By Michael Jarvis
England on Monday started taking its first tentative steps out of its third COVID-19 lockdown.
Groups of up to six people or two households can now meet outdoors as the country has seen a steep drop in the number of cases and deaths while the rate of vaccinations continues to increase.
However, the government is still urging the population to exercise caution as Europe enters its third wave and new variants continue to emerge.
To date across the UK, over 30 million people have been vaccinated with more than 3.5 million adults have had both doses of either the Pfizer-BioNTech or the Oxford-Zeneca jab.
A third vaccine, Moderna, is expected to be approved shortly.
While the UK vaccination rate is the highest amongst the leading global economies, the country had also suffered one of the highest death rates - and the highest in Europe - with over 126,000 deaths.
The cautious approach to this latest relaxation of restrictions in England follows criticism of the government’s handling of the previous reopening scheme which encouraged people to ‘eat out to help out’ resulting in a spike in cases.
“We must remain cautious, with cases rising across Europe and new variants threatening our vaccine rollout.
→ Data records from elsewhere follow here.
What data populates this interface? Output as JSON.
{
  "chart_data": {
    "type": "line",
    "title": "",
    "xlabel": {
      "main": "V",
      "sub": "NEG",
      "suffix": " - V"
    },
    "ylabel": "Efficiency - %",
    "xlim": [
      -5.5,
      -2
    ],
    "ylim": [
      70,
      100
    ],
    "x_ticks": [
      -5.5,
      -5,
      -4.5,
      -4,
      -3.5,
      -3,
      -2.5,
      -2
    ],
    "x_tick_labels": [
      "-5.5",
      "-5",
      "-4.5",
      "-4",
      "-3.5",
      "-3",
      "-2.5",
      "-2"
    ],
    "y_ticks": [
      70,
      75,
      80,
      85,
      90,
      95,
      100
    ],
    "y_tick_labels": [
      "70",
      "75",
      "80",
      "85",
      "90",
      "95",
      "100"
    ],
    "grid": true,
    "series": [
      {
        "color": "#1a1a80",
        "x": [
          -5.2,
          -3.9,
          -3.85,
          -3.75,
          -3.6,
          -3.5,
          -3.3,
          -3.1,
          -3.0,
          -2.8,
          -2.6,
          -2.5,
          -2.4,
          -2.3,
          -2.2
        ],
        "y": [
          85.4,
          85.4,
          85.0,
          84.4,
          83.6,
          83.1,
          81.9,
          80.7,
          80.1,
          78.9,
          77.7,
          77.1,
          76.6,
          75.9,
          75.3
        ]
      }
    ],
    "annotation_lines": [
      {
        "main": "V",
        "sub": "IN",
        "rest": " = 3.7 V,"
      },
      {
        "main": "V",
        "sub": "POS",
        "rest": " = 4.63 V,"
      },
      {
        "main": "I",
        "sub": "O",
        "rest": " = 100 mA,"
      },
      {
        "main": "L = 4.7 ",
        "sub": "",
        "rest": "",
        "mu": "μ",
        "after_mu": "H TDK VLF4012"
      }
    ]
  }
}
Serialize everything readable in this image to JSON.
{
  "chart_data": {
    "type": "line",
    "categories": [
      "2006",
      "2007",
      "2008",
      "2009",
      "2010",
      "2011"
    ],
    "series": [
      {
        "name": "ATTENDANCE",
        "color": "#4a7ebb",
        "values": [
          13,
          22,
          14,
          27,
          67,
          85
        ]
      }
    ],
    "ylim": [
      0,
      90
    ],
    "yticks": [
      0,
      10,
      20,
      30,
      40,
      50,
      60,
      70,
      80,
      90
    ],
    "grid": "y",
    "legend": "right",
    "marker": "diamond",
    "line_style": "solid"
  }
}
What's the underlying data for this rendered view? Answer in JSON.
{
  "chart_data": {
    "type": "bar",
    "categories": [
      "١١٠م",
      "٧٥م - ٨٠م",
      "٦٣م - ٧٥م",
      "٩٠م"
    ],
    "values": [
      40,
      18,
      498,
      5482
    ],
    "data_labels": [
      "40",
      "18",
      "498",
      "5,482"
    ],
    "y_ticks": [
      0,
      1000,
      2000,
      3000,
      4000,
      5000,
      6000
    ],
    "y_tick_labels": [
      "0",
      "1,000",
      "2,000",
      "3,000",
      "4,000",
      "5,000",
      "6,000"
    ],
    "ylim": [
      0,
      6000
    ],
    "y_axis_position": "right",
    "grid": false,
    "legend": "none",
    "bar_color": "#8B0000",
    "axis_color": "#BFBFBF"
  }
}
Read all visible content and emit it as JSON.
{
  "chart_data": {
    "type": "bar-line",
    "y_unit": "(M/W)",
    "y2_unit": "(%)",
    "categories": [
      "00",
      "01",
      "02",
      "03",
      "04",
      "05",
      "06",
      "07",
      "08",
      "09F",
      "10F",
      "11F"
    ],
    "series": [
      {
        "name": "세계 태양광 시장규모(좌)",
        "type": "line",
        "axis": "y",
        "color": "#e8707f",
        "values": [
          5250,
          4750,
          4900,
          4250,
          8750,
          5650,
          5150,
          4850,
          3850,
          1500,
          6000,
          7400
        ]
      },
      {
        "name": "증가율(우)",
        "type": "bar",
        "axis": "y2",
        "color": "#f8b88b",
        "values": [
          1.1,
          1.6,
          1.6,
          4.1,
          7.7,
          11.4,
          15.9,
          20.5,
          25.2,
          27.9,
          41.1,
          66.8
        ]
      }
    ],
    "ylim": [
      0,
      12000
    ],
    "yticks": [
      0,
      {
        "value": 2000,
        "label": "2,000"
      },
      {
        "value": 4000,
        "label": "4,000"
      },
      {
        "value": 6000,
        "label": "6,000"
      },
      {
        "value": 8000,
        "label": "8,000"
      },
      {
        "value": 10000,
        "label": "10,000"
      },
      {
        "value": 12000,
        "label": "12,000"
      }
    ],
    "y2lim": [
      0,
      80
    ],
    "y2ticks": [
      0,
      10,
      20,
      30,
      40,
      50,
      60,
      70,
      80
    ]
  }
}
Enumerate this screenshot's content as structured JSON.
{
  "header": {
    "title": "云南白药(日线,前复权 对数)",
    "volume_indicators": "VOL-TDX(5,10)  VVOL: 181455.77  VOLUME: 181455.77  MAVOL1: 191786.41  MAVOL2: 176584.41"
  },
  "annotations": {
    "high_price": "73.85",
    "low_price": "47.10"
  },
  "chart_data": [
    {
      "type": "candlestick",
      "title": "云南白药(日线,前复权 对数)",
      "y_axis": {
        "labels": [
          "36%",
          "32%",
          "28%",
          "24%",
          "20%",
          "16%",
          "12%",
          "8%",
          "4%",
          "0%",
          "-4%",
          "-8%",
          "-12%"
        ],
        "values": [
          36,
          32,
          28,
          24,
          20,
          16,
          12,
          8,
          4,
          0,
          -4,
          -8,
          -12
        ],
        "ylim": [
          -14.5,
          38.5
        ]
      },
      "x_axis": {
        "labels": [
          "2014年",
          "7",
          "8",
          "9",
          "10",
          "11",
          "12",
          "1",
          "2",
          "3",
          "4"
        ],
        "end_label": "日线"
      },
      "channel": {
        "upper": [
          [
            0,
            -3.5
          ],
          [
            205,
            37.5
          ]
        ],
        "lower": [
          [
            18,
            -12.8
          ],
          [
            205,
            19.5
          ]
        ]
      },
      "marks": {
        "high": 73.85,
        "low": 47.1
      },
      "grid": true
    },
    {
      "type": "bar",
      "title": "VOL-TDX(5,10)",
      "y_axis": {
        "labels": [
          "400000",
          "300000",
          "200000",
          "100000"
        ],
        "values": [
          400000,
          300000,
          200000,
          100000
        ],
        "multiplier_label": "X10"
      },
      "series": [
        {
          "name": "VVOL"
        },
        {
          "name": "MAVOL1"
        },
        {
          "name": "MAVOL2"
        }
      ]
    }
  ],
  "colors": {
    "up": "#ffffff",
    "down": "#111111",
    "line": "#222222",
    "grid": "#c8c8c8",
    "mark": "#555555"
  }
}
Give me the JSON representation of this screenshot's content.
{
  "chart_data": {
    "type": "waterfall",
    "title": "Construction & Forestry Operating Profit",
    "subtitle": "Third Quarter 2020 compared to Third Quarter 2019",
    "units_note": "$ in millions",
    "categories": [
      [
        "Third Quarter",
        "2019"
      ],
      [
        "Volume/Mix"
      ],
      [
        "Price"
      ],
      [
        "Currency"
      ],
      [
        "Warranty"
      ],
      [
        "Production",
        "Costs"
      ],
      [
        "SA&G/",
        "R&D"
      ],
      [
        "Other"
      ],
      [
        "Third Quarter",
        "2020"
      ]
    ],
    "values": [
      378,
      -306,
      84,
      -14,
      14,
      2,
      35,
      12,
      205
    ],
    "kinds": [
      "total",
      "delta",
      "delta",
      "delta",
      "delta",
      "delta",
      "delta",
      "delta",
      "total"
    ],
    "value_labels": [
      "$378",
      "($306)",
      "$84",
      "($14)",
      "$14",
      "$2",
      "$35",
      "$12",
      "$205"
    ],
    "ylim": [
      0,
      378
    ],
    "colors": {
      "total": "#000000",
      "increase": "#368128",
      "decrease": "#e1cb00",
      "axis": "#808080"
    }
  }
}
Despite today’s easements, everyone must continue to stick to the rules,” Prime Minister Boris Johnson said.
This new phased reopening comes after schools were allowed to return on March 8th.
The next step will see shops, gyms and outdoor hospitality reopening from April 12th.
From May 17th indoor meetings will be allowed for up to six people or two households and overnight stays, and from June 21st all remaining restrictions on social contact will be removed.
Scotland and Wales are following separate 'unlocking' schedules.
There are still restrictions on leaving the United Kingdom without a valid, approved reason with a fine of £5,000 for those found in breach.
Looking at the rising rate of cases in Europe, Mr Johnson said previous experience had shown that it could take up to three weeks for that outbreak to turn up in the UK.
The COVID virus currently sweeping through the continent is said to be mainly the UK variant.
The British Prime Miniter said, "The question is - is it going to be, this time, as bad it has been in the past? Or have we sufficiently mitigated, muffled, blunted impact by the vaccine rollout? That's a question we still don't really know the answer to."
There have been a series of demonstrations in England calling for the lockdown to be lifted.